If you take away 'catastrophism' or 'breakdown' or other red-flag words
about economic crisis, how about considering Robert Cox's definition,
from his Production, Power and World Order (1987): ‘the economy must
undergo some structural change in order to emerge from a crisis; in a
cyclical downturn, the same structure contains the seeds of its own
revival’.
In other words, if you need something like a countervailing logic - in
my view, destruction of overaccumulated capital (on a much greater scale
than simple obsolescence or wear-and-tear) - to get a capitalist system
out of its stagnation, then you have a crisis. A recession is just a
regular business cycle.
And then we can talk about matters such as crisis displacement (not
resolution), via relative/absolute s.v. extraction, and spatial,
temporal and accumulation by dispossession strategies.
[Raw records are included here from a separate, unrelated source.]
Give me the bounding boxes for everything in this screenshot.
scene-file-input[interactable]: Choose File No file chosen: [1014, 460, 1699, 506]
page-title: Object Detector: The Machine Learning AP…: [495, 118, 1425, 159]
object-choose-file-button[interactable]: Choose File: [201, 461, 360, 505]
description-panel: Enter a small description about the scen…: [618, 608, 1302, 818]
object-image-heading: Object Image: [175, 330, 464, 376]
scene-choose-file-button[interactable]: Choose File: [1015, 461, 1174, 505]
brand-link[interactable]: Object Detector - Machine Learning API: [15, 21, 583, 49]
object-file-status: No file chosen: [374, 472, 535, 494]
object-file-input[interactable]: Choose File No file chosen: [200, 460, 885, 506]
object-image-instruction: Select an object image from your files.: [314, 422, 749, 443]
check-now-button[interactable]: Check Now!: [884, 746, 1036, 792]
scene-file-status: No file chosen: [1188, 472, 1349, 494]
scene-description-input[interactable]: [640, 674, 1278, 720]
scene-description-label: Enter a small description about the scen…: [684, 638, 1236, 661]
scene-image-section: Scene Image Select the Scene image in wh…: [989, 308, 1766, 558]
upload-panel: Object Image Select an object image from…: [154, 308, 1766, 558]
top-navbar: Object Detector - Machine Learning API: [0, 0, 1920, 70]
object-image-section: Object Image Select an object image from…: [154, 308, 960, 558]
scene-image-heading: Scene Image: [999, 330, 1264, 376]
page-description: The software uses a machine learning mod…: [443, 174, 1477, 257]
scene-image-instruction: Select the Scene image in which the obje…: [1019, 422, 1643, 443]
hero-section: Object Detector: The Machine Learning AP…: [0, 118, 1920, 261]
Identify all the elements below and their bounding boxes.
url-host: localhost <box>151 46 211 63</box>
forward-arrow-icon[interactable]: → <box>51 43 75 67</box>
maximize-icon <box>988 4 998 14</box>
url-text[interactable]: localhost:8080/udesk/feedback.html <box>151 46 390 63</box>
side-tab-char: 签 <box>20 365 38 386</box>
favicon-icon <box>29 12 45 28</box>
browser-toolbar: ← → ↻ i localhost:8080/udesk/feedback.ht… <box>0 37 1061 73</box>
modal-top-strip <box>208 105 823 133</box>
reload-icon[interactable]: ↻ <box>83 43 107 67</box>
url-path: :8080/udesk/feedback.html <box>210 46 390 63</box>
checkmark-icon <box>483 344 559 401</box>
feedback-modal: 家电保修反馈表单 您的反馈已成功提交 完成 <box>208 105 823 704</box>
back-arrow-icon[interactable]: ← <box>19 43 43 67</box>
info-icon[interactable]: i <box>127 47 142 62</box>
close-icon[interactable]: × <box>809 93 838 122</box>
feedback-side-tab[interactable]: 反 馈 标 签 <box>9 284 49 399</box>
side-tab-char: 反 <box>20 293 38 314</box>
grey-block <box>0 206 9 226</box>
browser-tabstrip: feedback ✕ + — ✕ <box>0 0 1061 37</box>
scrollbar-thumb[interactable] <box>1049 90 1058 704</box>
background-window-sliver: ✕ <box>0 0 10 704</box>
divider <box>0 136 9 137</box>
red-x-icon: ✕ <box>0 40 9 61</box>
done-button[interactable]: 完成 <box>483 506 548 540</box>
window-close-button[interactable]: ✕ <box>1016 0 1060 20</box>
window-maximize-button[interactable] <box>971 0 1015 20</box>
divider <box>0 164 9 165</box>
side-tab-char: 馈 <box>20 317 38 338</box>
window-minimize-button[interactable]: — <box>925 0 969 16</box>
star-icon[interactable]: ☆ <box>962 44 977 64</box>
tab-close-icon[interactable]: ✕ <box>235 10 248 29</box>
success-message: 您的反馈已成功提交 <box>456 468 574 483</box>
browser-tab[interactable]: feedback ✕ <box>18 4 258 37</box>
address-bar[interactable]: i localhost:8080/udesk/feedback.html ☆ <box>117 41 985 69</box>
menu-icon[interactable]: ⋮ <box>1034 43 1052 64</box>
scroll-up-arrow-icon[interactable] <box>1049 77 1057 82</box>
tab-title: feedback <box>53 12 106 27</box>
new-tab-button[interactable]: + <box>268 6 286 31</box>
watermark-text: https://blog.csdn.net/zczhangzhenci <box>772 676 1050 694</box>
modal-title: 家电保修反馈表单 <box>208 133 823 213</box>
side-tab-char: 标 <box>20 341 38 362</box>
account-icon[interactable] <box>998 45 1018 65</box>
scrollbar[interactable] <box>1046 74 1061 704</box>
But if Cox's use of the word makes sense, then why not describe the
period since the early 1970s as a crisis, insofar as sustained and
extreme forms of (combined/uneven) devalorisation have visited many
parts of the world, in ways that they didn't - within economic logic -
during the prior decades...
Cheers,
Patrick
Robert Brenner wrote:
> Dear Louis,
>
> Thanks for your note.
>
> When I first read your comments, having virtually no memory of this article
> --senility fast overtaking me--I thought, well, you may very well have a
> point, indeed more than one point.
>
> I would have been a bit embarrassed, but not really surprised, if I had used
> the term crisis carelessly at that moment and even, unintentionally, left
> myself open for a catastrophist interpretation.